You’ve finally made up your mind! You’re uncomfortable with your appearance and want to make a drastic change. It’s time to hit the gym.
You’ve mentally and physically prepared yourself for months and months of hard work in the gym to lose weight & get in shape. You know the feeling is gonna be awesome when those pounds drop off. You can’t wait to see all of that definition hiding inside you once you lose the weight.
You start day 1 of your journey and hop straight on the crosstrainer for a just about bearable 30–45 minutes at a continous pace. This is then repeated for the next 3 months. The routine becomes very robotlike. You enter the gym, move the arms and legs on the cross trainer, keeping the level the same as when you first started.
Fast forward 3,6,9 months and you’ve discovered there has been a weight loss, the numbers have dropped on the scale. You may have reached or even exceeded your target weight. Suddenly, you look in the mirror at your lighter self and begin to notice after months of hard workouts on the cross trainer, you haven’t acquired that toned, lean muscle definition you wanted. You still appear quite flat, soft and not firm.. despite being smaller. You can see the bodyfat hasn’t dropped as much as the weight number has.
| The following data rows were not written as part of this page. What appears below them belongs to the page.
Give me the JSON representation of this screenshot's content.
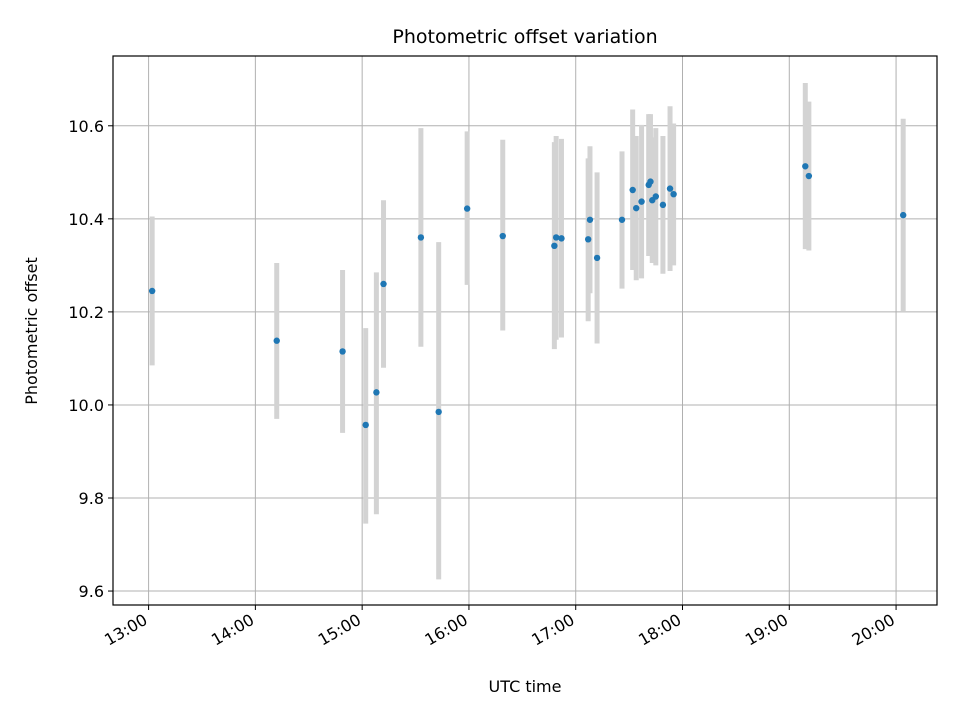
{
  "chart_data": {
    "type": "scatter",
    "title": "Photometric offset variation",
    "xlabel": "UTC time",
    "ylabel": "Photometric offset",
    "x_is_time": true,
    "xlim": [
      "12:40",
      "20:23"
    ],
    "ylim": [
      9.57,
      10.75
    ],
    "x_ticks": [
      "13:00",
      "14:00",
      "15:00",
      "16:00",
      "17:00",
      "18:00",
      "19:00",
      "20:00"
    ],
    "y_ticks": [
      "9.6",
      "9.8",
      "10.0",
      "10.2",
      "10.4",
      "10.6"
    ],
    "y_tick_values": [
      9.6,
      9.8,
      10.0,
      10.2,
      10.4,
      10.6
    ],
    "grid": true,
    "point_color": "#1f77b4",
    "errorbar_color": "#d3d3d3",
    "series": [
      {
        "points": [
          {
            "t": "13:02",
            "y": 10.245,
            "lo": 10.085,
            "hi": 10.405
          },
          {
            "t": "14:12",
            "y": 10.138,
            "lo": 9.97,
            "hi": 10.305
          },
          {
            "t": "14:49",
            "y": 10.115,
            "lo": 9.94,
            "hi": 10.29
          },
          {
            "t": "15:02",
            "y": 9.957,
            "lo": 9.745,
            "hi": 10.165
          },
          {
            "t": "15:08",
            "y": 10.027,
            "lo": 9.765,
            "hi": 10.285
          },
          {
            "t": "15:12",
            "y": 10.26,
            "lo": 10.08,
            "hi": 10.44
          },
          {
            "t": "15:33",
            "y": 10.36,
            "lo": 10.125,
            "hi": 10.595
          },
          {
            "t": "15:43",
            "y": 9.985,
            "lo": 9.625,
            "hi": 10.35
          },
          {
            "t": "15:59",
            "y": 10.422,
            "lo": 10.258,
            "hi": 10.588
          },
          {
            "t": "16:19",
            "y": 10.363,
            "lo": 10.16,
            "hi": 10.57
          },
          {
            "t": "16:48",
            "y": 10.342,
            "lo": 10.12,
            "hi": 10.565
          },
          {
            "t": "16:49",
            "y": 10.36,
            "lo": 10.14,
            "hi": 10.578
          },
          {
            "t": "16:52",
            "y": 10.358,
            "lo": 10.145,
            "hi": 10.572
          },
          {
            "t": "17:07",
            "y": 10.356,
            "lo": 10.18,
            "hi": 10.53
          },
          {
            "t": "17:08",
            "y": 10.398,
            "lo": 10.24,
            "hi": 10.556
          },
          {
            "t": "17:12",
            "y": 10.316,
            "lo": 10.132,
            "hi": 10.5
          },
          {
            "t": "17:26",
            "y": 10.398,
            "lo": 10.25,
            "hi": 10.545
          },
          {
            "t": "17:32",
            "y": 10.462,
            "lo": 10.29,
            "hi": 10.635
          },
          {
            "t": "17:34",
            "y": 10.423,
            "lo": 10.268,
            "hi": 10.578
          },
          {
            "t": "17:37",
            "y": 10.437,
            "lo": 10.272,
            "hi": 10.602
          },
          {
            "t": "17:41",
            "y": 10.473,
            "lo": 10.32,
            "hi": 10.625
          },
          {
            "t": "17:42",
            "y": 10.48,
            "lo": 10.335,
            "hi": 10.625
          },
          {
            "t": "17:43",
            "y": 10.44,
            "lo": 10.305,
            "hi": 10.575
          },
          {
            "t": "17:45",
            "y": 10.448,
            "lo": 10.3,
            "hi": 10.595
          },
          {
            "t": "17:49",
            "y": 10.43,
            "lo": 10.282,
            "hi": 10.578
          },
          {
            "t": "17:53",
            "y": 10.465,
            "lo": 10.288,
            "hi": 10.642
          },
          {
            "t": "17:55",
            "y": 10.453,
            "lo": 10.3,
            "hi": 10.605
          },
          {
            "t": "19:09",
            "y": 10.513,
            "lo": 10.335,
            "hi": 10.692
          },
          {
            "t": "19:11",
            "y": 10.492,
            "lo": 10.332,
            "hi": 10.652
          },
          {
            "t": "20:04",
            "y": 10.408,
            "lo": 10.2,
            "hi": 10.615
          }
        ]
      }
    ]
  }
}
I can eliminate the misconception that doing Cardio alone will get you a toned body. While yes it helps burns calories, you can actually burn more calories with resistance training. The resistance training will help tighten the muscles, make them firm and shaped so that when you have a lower body fat percentage, this definition you’re looking for will be right in your sights.
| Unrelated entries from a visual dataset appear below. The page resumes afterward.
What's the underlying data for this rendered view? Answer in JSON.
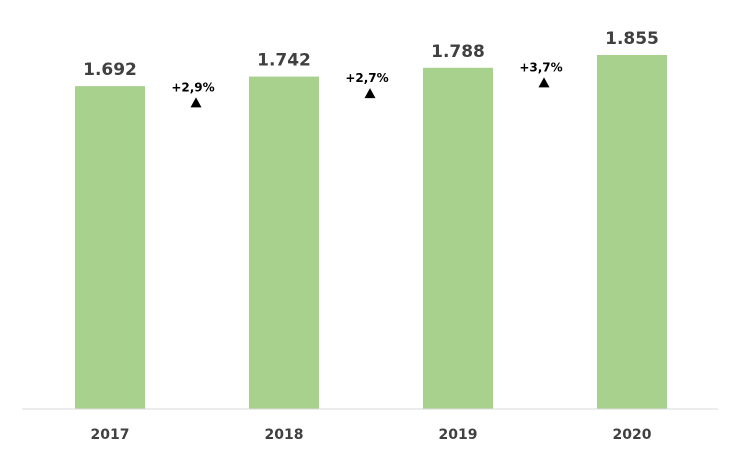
{
  "chart_data": {
    "type": "bar",
    "categories": [
      "2017",
      "2018",
      "2019",
      "2020"
    ],
    "values": [
      1692,
      1742,
      1788,
      1855
    ],
    "value_labels": [
      "1.692",
      "1.742",
      "1.788",
      "1.855"
    ],
    "growth_labels": [
      "+2,9%",
      "+2,7%",
      "+3,7%"
    ],
    "growth_icon": "triangle-up-icon",
    "title": "",
    "xlabel": "",
    "ylabel": "",
    "ylim": [
      0,
      1855
    ],
    "grid": false,
    "legend": "none",
    "colors": {
      "bar": "#a9d18e",
      "text": "#404040",
      "growth": "#000000",
      "axis": "#d9d9d9"
    }
  }
}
The metabolic effect on the body from resistance training is far greater than just cardio alone, meaning an improved metabolism for effective fat loss.
So shall I even bother doing any Cardio?
Yes. It does have its benefits and can assist in the fat loss process. It will also allow your endurance system to improve, helping recovery periods during weight training.
To get the best results — Follow a routine with the combination of weight training and cardio to improve body composition. Cardio alone will burn the calories. Weight training alone will build the lean muscle tissue.